Nine years of US presence in Afghanistan: what next?
October 7 will see the 9th anniversary of the beginning of the US bombings over the territory of Afghanistan. I happened to be in the neighboring Pakistan on those days, and therefore I could witness the reaction of the local population to the bombings. No one in Pakistan seemed to be sympathetic with them. Even a young man, a refugee from Afghanistan in Peshawar, who had been brutalized by the Taliban while living in his motherland, said. “Well, I was disobedient, and therefore I was punished. But why are the Americans punishing the Taliban who have never done anything against them?”
The problem at that time seemed black and white. The Taliban allegedly gave refuge to Osama bin Laden and other leaders of what was conceived to be Al-Qaeda. But never at that time or even later did any accusations against the Taliban that they were supporting global terrorism arise. The refuge given to Osama bin Laden (himself a creation of US Special Forces in 1980s) was only due to the Pashtun tradition of never giving away whoever asks for protection.
The next accusation against the Taliban read, “Afghanistan is the centre of global drug trade”.
Yes, it is, and it had been before the Taliban. But that radical Islamist movement was the only force that ever succeeded in bringing the poppy cultivation and opium production to the lowest levels in history. After 2001, when the Americans started their campaign, the opium production swiftly returned to the pre-Taliban level, and very soon exceeded it. Now, as UN reports show, the level has dropped by 50 percent compared to 2009, but it is still several times higher than it was at the Taliban time.
Another claim by the US authorities at the beginning of the campaign read that the campaign will lower the level of terrorist threat in the US and the West in general. Well, just a couple of days ago the US State Department issued a warning for American citizens to avoid visiting such tourist attractions as the Eiffel Tower, the Tower of London, the Alexanderplatz in Berlin, etc. Does it really mean that the terrorist threat has been reduced?
More so, the ‘war against terrorism’ is spreading over the neighboring Pakistan. At present, it is limited to air strikes and drone attacks, but since the Pakistani civilian government seems to be unable to deal with the terrorists in the border regions, the possibility of the involvement of land forces seems more than real. US media have already reported that the concentration of US troops in the Eastern regions of Afghanistan seems to indicate that some kind of operation on Pakistani soil is imminent.
At the same time, the US media have found a personality whom they portray as a ‘real Afghan hero’. This is a 32-year-old Afghan colonel Abdul Razziq from the Afghan border force. Everyone knows that he is a drug dealer, that he presides over a vast corruption network, but no one seems to give any notice to these facts. What makes him attractive in the American eyes is the fact that he is a staunch Taliban opponent, and that the territory under his control has seen the least number of attacks against American forces.

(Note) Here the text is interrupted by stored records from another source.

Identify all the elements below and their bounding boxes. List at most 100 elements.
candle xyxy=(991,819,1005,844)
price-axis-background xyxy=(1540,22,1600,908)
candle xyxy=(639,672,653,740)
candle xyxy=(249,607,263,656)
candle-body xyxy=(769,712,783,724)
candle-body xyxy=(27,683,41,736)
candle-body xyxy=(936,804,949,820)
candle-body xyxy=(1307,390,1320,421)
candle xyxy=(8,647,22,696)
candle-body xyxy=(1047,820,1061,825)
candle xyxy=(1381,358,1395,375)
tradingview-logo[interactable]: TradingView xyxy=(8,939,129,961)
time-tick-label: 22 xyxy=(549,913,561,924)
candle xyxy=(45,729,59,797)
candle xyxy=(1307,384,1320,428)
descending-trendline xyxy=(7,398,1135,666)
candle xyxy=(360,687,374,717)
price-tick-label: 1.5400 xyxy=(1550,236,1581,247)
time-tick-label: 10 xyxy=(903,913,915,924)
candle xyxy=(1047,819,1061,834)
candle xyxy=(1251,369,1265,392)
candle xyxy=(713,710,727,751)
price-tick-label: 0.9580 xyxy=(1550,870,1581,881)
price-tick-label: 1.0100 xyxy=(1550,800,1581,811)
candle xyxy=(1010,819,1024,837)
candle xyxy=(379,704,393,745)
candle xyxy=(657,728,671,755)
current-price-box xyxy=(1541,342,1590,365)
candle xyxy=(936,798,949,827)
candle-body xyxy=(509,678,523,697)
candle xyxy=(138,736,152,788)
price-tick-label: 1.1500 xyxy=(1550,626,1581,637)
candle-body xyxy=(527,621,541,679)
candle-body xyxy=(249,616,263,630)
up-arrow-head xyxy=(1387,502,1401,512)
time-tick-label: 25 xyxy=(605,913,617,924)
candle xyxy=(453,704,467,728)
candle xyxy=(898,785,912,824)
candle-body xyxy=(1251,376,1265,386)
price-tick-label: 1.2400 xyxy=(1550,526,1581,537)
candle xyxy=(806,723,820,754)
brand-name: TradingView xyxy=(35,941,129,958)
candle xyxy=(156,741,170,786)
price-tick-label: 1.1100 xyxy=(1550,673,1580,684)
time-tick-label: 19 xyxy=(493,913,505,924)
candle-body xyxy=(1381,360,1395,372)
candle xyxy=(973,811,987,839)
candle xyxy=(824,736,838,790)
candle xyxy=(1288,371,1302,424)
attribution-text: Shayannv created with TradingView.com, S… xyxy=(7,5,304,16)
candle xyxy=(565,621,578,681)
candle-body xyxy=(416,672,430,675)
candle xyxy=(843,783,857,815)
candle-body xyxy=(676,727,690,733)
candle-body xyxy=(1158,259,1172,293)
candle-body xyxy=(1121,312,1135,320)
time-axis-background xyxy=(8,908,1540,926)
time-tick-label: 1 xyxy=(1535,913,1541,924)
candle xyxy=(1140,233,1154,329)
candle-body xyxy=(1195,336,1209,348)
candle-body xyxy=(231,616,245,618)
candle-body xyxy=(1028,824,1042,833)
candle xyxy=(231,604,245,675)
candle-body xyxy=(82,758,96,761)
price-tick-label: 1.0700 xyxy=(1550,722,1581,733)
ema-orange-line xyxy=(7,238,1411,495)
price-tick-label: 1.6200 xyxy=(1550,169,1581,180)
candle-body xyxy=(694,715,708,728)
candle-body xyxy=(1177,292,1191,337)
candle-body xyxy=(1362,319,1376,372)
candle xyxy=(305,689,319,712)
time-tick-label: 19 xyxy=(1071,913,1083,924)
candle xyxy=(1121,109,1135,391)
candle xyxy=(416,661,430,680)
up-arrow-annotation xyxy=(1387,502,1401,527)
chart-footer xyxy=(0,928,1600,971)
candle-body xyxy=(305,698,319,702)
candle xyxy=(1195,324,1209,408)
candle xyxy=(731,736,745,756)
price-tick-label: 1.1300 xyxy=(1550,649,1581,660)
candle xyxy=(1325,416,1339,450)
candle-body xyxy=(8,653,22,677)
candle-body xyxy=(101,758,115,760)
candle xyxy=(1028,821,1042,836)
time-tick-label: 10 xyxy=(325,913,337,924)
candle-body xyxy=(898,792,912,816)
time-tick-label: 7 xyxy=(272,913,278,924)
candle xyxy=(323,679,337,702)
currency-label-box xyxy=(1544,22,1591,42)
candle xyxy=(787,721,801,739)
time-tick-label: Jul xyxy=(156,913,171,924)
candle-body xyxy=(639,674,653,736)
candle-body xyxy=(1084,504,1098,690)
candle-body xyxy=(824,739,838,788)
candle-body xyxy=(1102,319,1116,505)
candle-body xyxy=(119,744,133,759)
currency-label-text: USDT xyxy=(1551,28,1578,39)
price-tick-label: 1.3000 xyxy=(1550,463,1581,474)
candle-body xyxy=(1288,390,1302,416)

Just yesterday, US President Barack Obama had a telephone conversation with Hamid Karzai. Obama reiterated that despite all difficulties, the US remain committed to the noble cause they pursue in Afghanistan, and the two leaders agreed to align efforts to secure the transition of security responsibilities to Afghan forces by 2014. This appears to be three years later that the previously announced date of US troops’ withdrawal in 2011. But does it really matter? The US has shown its complete impotence in solving any single problem they targeted at the beginning of the campaign. The so called Afghan security forces, loyal to President Karzai while the NATO ISAF is still there, can pretend that they are controlling something in the country, but after the inevitable withdrawal of foreign troops (whether it occurs in 2011 or 2014), nothing will be left of their present bravado.
So, the real question is, are we going to witness another round of the Big Game in Afghanistan, that no foreign superpower succeeded in winning over the last 150 years or more?